Fort d’avoir ainsi « rassemblé le PS », c’est-à-dire la plupart de ses carriéristes, Benoit Hamon insiste pour que Jean-Luc Mélenchon monte dans cette galère. Le candidat de la France insoumise a décliné l’invitation au naufrage. Il a mille fois raison de se tenir à l’écart de cette immense tambouille. La jeunesse et les travailleurs qui cherchent une alternative au capitalisme en crise ont besoin, non de manœuvres et de « rassemblements » sans principes, mais de clarté politique !
Hamon et Mélenchon
La campagne de Jean-Luc Mélenchon a déjà gagné le soutien de la fraction la plus consciente et la plus radicalisée de la jeunesse et du mouvement ouvrier. Ces éléments ne tomberont pas dans le piège du « rassemblement » de tout et son contraire. Par ailleurs, la campagne de Hamon va être lestée par le simple fait qu’il se présente sous l’étiquette du PS : de très nombreux électeurs qui avaient voté pour François Hollande, en 2012, ne veulent plus entendre parler de ce parti. De manière générale, la période actuelle est marquée par une extrême volatilité de l’opinion. Le potentiel électoral de Mélenchon est donc aussi important aujourd’hui qu’avant la primaire du PS.
Mélenchon et les dirigeants de la France insoumise doivent – comme ils le font – démasquer les manœuvres hypocrites des dirigeants du PS, qu’il s’agisse de Benoit Hamon ou de l’aile droite du parti. Ils doivent aussi rappeler dans le détail ce que fut le parcours récent du candidat du PS, depuis sa participation au gouvernement, entre 2012 et 2014, jusqu’à ses activités de « frondeur » sans fronde – et notamment ses votes à l’Assemblée nationale. Il y a là tout un travail pédagogique à mener, car il ne faudra pas trop compter sur Benoit Hamon lui-même pour expliquer d’où il vient et où il va.

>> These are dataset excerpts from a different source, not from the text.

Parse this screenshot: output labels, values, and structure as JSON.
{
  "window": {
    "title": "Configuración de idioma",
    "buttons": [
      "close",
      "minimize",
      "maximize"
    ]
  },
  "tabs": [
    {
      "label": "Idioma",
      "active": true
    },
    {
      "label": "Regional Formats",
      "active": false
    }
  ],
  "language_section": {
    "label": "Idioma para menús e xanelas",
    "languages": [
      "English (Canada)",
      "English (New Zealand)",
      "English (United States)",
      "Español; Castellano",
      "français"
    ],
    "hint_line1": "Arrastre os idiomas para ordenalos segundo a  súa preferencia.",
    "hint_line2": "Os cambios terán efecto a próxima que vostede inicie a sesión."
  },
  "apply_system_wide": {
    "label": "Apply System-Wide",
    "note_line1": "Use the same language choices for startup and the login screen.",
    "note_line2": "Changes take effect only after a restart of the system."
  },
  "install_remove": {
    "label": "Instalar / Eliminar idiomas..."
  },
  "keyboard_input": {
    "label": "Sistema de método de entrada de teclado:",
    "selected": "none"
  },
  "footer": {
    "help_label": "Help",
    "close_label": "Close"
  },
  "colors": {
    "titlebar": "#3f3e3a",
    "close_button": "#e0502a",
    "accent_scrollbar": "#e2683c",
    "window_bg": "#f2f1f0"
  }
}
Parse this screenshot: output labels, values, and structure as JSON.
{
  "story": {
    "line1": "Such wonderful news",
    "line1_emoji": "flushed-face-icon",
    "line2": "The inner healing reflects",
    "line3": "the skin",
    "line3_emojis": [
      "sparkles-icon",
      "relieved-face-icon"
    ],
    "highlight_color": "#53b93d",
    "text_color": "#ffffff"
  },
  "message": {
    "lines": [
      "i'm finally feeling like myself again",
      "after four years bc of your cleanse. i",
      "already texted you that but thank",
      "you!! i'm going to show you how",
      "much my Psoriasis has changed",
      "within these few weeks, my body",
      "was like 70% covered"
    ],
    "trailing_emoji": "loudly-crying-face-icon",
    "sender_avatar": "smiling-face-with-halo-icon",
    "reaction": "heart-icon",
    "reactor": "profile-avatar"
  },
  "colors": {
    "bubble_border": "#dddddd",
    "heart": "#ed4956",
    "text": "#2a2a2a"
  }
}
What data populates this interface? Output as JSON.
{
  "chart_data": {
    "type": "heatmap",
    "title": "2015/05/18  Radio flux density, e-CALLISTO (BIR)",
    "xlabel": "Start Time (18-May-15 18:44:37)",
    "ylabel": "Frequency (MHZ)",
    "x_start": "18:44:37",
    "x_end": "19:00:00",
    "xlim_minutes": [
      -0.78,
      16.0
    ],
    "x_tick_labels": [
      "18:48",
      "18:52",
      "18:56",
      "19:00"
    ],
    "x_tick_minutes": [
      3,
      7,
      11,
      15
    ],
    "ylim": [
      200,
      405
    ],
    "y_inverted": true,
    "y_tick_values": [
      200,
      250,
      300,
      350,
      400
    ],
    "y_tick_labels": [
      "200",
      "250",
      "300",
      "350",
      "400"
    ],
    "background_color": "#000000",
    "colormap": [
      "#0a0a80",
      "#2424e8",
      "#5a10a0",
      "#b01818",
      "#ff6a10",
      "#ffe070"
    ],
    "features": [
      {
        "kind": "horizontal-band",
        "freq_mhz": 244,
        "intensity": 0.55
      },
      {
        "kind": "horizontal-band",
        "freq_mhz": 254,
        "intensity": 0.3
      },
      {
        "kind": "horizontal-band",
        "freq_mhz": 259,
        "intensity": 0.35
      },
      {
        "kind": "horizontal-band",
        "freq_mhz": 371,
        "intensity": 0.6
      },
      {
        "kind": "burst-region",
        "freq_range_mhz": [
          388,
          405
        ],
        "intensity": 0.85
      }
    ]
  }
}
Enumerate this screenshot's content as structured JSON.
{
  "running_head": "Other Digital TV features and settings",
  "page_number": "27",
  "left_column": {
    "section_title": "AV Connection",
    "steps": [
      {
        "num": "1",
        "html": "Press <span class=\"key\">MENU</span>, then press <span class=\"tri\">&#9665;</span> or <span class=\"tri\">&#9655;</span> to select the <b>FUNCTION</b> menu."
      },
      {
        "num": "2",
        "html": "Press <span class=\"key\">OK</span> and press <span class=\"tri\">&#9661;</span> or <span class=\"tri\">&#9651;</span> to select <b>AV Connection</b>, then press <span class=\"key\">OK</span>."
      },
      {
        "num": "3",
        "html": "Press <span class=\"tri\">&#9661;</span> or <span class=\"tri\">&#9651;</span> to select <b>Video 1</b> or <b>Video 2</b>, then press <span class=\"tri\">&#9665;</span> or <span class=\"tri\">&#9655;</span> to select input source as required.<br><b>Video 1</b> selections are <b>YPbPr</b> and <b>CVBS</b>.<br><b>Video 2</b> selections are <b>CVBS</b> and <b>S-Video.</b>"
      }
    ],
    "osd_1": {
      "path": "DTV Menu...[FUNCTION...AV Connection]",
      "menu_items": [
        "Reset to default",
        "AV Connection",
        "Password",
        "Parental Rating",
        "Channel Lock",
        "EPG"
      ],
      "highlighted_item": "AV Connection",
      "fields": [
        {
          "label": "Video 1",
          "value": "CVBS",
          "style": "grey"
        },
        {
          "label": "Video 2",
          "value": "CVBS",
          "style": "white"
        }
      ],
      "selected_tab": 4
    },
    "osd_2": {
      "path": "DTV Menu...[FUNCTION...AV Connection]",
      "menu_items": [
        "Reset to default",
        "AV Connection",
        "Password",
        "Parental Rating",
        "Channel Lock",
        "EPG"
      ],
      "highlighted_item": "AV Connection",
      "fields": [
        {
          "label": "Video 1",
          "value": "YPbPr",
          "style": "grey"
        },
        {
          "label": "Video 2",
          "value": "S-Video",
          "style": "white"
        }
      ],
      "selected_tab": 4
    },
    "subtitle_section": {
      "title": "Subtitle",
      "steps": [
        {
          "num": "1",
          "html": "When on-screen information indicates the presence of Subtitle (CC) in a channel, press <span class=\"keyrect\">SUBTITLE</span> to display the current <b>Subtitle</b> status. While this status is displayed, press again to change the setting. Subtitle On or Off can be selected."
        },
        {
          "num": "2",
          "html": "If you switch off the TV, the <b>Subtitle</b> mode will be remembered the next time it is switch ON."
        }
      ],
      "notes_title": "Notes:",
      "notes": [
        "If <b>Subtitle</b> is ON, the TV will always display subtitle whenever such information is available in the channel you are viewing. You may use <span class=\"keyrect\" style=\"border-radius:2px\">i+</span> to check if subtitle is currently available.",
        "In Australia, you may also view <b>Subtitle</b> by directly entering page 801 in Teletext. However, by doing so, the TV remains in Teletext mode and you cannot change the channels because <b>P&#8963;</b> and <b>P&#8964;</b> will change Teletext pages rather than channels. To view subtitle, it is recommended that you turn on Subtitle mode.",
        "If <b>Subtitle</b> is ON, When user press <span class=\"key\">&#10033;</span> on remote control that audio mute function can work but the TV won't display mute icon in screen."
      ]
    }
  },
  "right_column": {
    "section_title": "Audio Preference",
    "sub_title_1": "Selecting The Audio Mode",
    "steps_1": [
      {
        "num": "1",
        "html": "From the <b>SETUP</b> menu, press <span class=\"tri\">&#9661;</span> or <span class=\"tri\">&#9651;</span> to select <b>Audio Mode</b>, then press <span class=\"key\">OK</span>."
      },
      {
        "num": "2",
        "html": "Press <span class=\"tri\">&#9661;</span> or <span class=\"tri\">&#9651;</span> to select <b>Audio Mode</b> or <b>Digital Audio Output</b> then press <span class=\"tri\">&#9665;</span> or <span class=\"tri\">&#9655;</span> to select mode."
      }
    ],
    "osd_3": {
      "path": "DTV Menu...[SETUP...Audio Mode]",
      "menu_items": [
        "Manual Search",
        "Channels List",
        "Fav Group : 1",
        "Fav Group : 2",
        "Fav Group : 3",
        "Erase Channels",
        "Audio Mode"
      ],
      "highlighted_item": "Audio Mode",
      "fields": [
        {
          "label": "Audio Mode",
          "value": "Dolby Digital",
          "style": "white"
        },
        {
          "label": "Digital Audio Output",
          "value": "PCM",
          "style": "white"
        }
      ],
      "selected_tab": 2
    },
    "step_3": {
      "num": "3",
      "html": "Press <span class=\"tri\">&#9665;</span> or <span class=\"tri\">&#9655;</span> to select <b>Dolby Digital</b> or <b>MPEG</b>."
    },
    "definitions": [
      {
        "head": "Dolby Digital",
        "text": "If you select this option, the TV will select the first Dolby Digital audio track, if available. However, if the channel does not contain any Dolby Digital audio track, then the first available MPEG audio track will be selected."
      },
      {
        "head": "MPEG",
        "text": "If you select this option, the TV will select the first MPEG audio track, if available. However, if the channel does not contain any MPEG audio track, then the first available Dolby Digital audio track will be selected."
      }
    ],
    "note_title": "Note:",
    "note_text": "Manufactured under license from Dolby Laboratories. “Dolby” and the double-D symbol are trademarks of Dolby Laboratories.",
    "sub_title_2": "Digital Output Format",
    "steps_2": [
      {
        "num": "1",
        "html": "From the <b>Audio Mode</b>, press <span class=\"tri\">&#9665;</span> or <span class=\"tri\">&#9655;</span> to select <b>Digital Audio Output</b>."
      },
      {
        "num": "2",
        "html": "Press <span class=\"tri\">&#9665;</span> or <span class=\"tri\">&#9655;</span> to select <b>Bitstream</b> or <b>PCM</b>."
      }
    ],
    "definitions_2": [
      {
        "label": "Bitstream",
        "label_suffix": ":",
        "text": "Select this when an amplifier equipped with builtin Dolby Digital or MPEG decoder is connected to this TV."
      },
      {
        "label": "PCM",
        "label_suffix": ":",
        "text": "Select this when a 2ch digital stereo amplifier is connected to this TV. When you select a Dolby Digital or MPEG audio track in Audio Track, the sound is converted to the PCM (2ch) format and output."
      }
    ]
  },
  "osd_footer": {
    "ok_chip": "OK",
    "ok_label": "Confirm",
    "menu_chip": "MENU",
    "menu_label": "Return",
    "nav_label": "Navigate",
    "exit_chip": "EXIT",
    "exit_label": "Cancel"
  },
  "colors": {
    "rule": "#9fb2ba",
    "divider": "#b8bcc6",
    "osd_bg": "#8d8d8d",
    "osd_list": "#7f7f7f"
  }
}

Bien sûr, il faut aussi critiquer le programme de Benoit Hamon, qui est nettement plus modéré et confus que celui de la France insoumise. Mais ici, force est de constater qu’un nombre significatif de jeunes et de travailleurs de gauche considèrent ces deux programmes comme assez proches, somme toute. Cette idée donne de l’eau au moulin du « rassemblement ». Il y a là une difficulté que l’on ne pourra pas lever simplement en détaillant les différences concrètes entre L’Avenir en commun et le programme de Hamon. En effet, la plupart des jeunes et des travailleurs regardent les programmes « de loin », pour ainsi dire, sans entrer dans tous les détails. Et si, de ce point de vue, nombre d’entre eux ont le sentiment que les deux programmes sont assez proches, c’est précisément parce qu’ils le sont, sous un certain rapport. Dans les deux cas, en effet, il s’agit d’un ensemble de réformes progressistes (excepté le « revenu universel », qui ne l’est pas). Prises dans leur globalité, ces réformes vont dans la bonne direction, mais ne marquent pas de rupture avec le système capitaliste. Autrement dit, ces deux programmes sont réformistes – et ce alors que la faillite du capitalisme appelle une transformation radicale, révolutionnaire, de la société.
En complétant son programme par des mesures visant à briser le pouvoir économique des grands capitalistes – ce qui suppose leur expropriation –, la France insoumise ferait d’une pierre deux coups : d’une part, elle se distinguerait clairement du réformisme de Benoit Hamon ; d’autre part, elle se donnerait les moyens de mettre en œuvre les mesures progressistes de son programme, si elle prend le pouvoir, car ces mesures ne pourront pas être réalisées dans le cadre du capitalisme en crise.